The burst triggered a deluge of thick, red toxic mud that engulfed a village.
Around 50 people were injured in the disaster in southeastern Minas Gerais state and at least 40 other were reported missing.
Television footage showed a torrent of muck several hundred metres long that had swamped houses and ripped off their roofs.
The mud reached the intact roofs of some houses, atop of which stranded people waited to be rescued. Some homes appeared to have been swept hundreds of metres by the rushing wall of mud.

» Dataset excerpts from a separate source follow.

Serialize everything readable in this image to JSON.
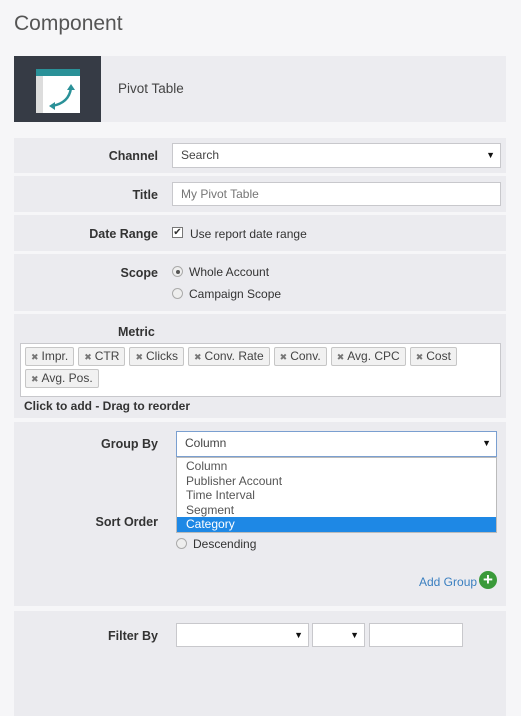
{
  "title": "Component",
  "component": {
    "name": "Pivot Table",
    "icon": "pivot-table-icon"
  },
  "channel": {
    "label": "Channel",
    "value": "Search"
  },
  "title_field": {
    "label": "Title",
    "placeholder": "My Pivot Table"
  },
  "date_range": {
    "label": "Date Range",
    "checkbox_label": "Use report date range",
    "checked": true
  },
  "scope": {
    "label": "Scope",
    "options": [
      "Whole Account",
      "Campaign Scope"
    ],
    "selected": "Whole Account"
  },
  "metric": {
    "label": "Metric",
    "tags": [
      "Impr.",
      "CTR",
      "Clicks",
      "Conv. Rate",
      "Conv.",
      "Avg. CPC",
      "Cost",
      "Avg. Pos."
    ],
    "hint": "Click to add - Drag to reorder"
  },
  "group_by": {
    "label": "Group By",
    "value": "Column",
    "options": [
      "Column",
      "Publisher Account",
      "Time Interval",
      "Segment",
      "Category"
    ],
    "highlighted": "Category"
  },
  "sort_order": {
    "label": "Sort Order",
    "visible_option": "Descending"
  },
  "add_group": "Add Group",
  "filter_by": {
    "label": "Filter By"
  },
  "colors": {
    "accent": "#1e88e5",
    "add": "#3a9a3a",
    "link": "#3a7fc0"
  }
}
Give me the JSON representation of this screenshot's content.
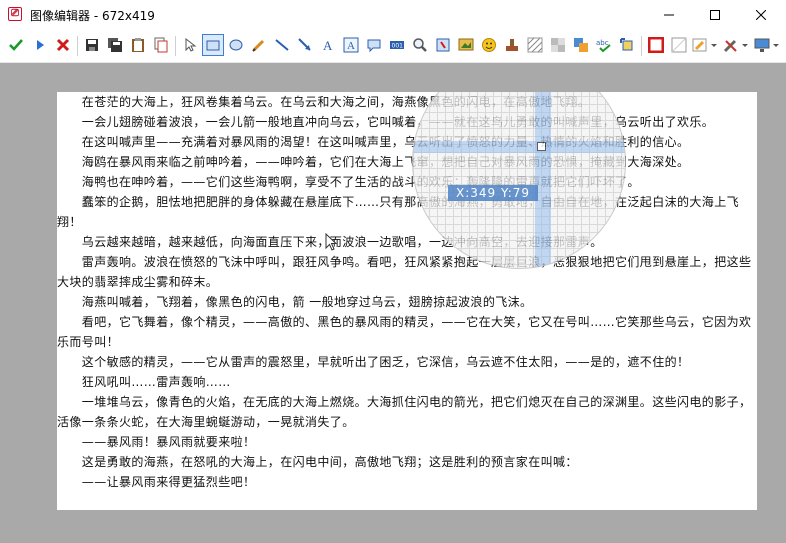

The village of Bento Rodrigues near the dam is practically buried, the fire chief said.
The nearby area is sparsely populated, mainly by people who work for the mining company.
Civil defence teams have been dispatched but it hard to reach the affected area because of all the mud, the area's governor said.
The mining company Samarco, which operates the site, had yet to confirm whether there were fatalities or injured.
Samarco is jointly owned by two mining giants, Vale of Brazil and BHP Billiton of Australia.
"We flew over the area. All access roads are blocked by the stream of mining waste," a police officer from the nearby town of Mariana told AFP.
The surface area of mud held back by the dam that gave way is equivalent to 10 football fields. Twenty-five people worked there, said a local mining union leader. He had earlier given the death toll as just one person.
The dam broke between the old colonial towns of Ouro Preto and Mariana, in a major mining region.
Firefighters and other emergency teams rushed to the scene and residents were ordered to evacuate.
Minas Gerais has been the main mining hub of Brazil since the 16th century.
First came gold, then mining of iron ore, other minerals and semi-precious stones.